I was a swimmer and a swim coach. Swimming was one of the things that calmed my anxiousness. Going underneath the water and being consumed by water from all sides so relaxing to me. A sensory thing, I’m sure. Like a weighted blanket feeling. I would swim for hours and I was good at it. (Not bragging…lol.) Hey, when I struggled at EVERYTHING in life and I finally found something that I could actually DO without struggling…I was thrilled!
As a coach, I had my swimmers close their eyes and picture themselves winning. We would do this leading into major meets. I would start them from the gun. Stroke by stroke they would go through the race with a win at the end.
I am an absolute believer in if you are determined and work hard enough at anything, you can be successful! I live it every day and so did my swimmers. 
Now, here I was, the night before I was supposed to sell my photography, by myself, at a market….I freaked. I pictured myself doing it. Over and over. I walked myself through all the steps. I paced. I tried to work through. My anxiousness did not subside.
My external brain (EB) saw that something was not right. I finally told her. I was even thinking about keeping my 16-year-old home from school to go with me the first day. My EB said, “why don’t we just go Saturday. The three of us will go. We will see what it’s like, figure everything out together so you are not so anxious. We will do this together.”
She asked me why I didn’t tell her. I told her that I wanted to do it myself.

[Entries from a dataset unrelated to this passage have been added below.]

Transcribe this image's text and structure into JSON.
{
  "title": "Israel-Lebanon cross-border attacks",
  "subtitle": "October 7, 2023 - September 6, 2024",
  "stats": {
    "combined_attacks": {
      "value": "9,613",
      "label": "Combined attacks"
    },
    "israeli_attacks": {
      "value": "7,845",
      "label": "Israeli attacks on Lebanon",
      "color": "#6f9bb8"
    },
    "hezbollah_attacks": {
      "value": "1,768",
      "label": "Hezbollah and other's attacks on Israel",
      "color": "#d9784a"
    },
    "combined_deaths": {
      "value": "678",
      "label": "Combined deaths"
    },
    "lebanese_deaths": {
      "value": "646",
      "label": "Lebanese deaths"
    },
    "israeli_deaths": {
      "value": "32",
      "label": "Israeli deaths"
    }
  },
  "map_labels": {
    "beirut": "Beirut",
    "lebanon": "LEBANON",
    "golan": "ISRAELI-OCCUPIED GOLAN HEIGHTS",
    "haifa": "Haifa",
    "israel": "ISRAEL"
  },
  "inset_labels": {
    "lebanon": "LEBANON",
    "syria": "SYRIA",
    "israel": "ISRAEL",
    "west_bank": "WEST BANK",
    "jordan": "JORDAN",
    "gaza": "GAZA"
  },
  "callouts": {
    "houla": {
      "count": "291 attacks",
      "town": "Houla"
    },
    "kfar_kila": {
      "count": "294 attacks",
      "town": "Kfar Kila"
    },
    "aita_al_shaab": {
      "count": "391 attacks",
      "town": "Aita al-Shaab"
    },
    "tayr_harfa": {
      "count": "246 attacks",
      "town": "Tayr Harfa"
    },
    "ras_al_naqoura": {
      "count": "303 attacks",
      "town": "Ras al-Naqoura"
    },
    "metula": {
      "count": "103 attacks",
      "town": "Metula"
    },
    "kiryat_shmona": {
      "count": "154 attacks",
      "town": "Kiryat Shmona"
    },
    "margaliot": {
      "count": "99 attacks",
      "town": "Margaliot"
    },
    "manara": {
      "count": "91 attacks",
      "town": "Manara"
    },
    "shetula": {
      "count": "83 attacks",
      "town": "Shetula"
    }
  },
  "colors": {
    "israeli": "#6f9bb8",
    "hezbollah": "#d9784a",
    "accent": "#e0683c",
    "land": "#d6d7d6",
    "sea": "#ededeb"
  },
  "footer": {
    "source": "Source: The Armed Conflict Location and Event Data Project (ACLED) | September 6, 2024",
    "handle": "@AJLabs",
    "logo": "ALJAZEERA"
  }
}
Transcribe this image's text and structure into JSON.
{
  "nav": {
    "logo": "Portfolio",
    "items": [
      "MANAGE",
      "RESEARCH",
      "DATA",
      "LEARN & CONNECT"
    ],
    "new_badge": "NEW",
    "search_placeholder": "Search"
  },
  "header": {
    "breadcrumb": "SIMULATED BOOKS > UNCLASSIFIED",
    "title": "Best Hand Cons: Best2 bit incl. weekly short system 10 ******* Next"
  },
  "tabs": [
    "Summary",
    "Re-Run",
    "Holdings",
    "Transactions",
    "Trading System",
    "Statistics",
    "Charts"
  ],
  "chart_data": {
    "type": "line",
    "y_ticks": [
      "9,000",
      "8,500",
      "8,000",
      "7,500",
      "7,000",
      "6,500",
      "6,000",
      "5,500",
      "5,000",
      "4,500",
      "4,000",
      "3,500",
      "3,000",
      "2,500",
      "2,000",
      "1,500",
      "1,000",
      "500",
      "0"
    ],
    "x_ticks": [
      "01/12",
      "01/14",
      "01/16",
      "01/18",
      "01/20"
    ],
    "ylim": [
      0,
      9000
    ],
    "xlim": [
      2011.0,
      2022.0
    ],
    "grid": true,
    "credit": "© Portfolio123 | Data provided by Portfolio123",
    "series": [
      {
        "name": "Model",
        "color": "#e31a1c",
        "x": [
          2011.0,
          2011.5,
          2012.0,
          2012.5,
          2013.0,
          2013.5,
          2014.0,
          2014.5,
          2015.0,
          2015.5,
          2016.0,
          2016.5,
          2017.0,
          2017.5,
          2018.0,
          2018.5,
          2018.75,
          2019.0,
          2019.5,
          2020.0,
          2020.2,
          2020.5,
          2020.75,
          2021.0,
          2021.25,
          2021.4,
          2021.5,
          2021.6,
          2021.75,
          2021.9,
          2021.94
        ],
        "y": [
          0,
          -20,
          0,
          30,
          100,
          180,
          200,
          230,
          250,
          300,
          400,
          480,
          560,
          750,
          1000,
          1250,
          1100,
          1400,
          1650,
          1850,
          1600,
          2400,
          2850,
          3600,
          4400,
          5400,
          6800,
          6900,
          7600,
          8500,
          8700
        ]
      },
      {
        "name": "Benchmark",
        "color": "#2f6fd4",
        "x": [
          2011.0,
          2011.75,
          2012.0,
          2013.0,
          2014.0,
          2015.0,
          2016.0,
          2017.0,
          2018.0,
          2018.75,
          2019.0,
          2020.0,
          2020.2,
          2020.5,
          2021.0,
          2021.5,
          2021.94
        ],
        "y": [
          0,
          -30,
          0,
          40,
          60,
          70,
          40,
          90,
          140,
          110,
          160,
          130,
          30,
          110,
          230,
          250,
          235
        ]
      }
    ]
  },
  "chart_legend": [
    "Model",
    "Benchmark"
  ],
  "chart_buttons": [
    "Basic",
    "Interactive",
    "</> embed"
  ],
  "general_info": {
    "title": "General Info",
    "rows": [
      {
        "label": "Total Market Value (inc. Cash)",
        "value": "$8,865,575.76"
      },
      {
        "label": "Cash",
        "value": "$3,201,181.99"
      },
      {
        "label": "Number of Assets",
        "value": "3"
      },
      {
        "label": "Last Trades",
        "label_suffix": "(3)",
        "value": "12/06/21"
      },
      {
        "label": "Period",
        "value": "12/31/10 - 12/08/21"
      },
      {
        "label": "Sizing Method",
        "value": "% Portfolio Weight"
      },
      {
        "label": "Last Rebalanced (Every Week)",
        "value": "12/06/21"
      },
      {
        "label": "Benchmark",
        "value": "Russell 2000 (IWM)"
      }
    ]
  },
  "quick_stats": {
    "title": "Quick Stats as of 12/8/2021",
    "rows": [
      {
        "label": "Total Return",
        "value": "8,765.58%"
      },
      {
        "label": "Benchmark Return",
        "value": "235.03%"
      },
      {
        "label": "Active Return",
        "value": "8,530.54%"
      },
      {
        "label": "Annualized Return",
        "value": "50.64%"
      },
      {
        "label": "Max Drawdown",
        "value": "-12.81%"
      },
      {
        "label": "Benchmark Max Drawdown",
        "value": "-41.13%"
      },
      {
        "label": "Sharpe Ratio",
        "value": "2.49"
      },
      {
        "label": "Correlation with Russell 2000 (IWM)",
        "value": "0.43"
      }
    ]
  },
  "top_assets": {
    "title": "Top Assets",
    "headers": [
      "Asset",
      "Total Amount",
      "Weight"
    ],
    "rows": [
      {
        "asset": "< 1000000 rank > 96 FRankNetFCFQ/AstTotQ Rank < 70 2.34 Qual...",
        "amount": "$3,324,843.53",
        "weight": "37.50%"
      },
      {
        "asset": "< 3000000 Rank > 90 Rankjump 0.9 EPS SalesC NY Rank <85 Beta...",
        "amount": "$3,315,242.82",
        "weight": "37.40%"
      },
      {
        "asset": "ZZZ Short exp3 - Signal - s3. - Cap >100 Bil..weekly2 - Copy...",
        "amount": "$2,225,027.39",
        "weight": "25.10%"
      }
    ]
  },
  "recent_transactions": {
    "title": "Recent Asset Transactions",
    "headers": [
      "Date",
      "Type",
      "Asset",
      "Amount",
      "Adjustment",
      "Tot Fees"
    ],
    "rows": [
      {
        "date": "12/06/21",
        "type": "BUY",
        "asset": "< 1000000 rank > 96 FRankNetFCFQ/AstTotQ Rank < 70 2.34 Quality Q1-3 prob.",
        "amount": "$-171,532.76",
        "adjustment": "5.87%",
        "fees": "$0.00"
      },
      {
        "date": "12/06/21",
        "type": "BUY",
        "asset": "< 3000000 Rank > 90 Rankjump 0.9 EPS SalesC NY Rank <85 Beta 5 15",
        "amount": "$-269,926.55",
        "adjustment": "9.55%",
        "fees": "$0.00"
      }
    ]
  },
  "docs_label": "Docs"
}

I always need help. This time, I wanted it to be different.

See, FASDers DO NOT want to rely on others. We WANT to do it on our own! 
Surrendering that is soooooo hard!
I’m an adult. I want to do adult things…by myself. 
Oh, I got the routine stuff down. I can do that stuff all day by myself. I love the independence. I have no problem shopping in the same stores and going to the same coffee house. 
BUT…
Throw in something new…and I’m done.
I started to have my own little pity party. I even started to cry. I had to get to the point that I was okay having someone do this WITH me. I had to let myself get to the point where I would ASK FOR HELP.
I am not the best at asking for help.
“I CAN DO IT MYSELF” I want to scream.
Reality sinks in and I have to look at myself in the mirror…and again…surrender some tough stuff.
I can do anything the first timewith help.
Once I can rid of all confusion in a situation, it can become routine and eventually I can do it on my own.
I found myself angry. I got pretty upset that I HAD to ask for help.
I had to be okay with who I was and this disability.
Doing anything new is scary for someone with FASD. 
Yes, we might throw a fit about it.
We might get angry because honestly…we really want to do it by ourselves.
We are actually pretty smart people…we just have a brain that doesn’t work like everybody else.
AND we are smart enough to know this.

We watch everybody in the room understand what’s going on when we are confused.

We KNOW we can’t process like everybody else.
It takes us longer. We DO know that.
That is why we have to surrender to the fact of letting someone help us until we get it.
Once we realize that you helping us will help us get independent in a certain area, we are going to work that much harder.
We give 110%. 
Always have.
I was always one of the hardest workers in the pool.
I was always determined in the classroom despite my confusion.
It’s the surrendering and accepting that was harder for me.
With time, we get there…but we need our little fits along the way as we recognize and realize that we are different. That we aren’t able to do something that everybody else can do can be frustrating. 
I have to realize that if I don’t ask for help, I will just get stuck. I will probably not do it at all. That is an incentive for me.
Accept 
Surrender and ask for help. 
Problem solved.
Eventually do it by myself.

Side note: Added after I wrote this: An FASDer (RJ from Flying with broken wings) just said this to me about this blog…We have to remember that giving in is not giving up. That is AWESOME! Love it! True!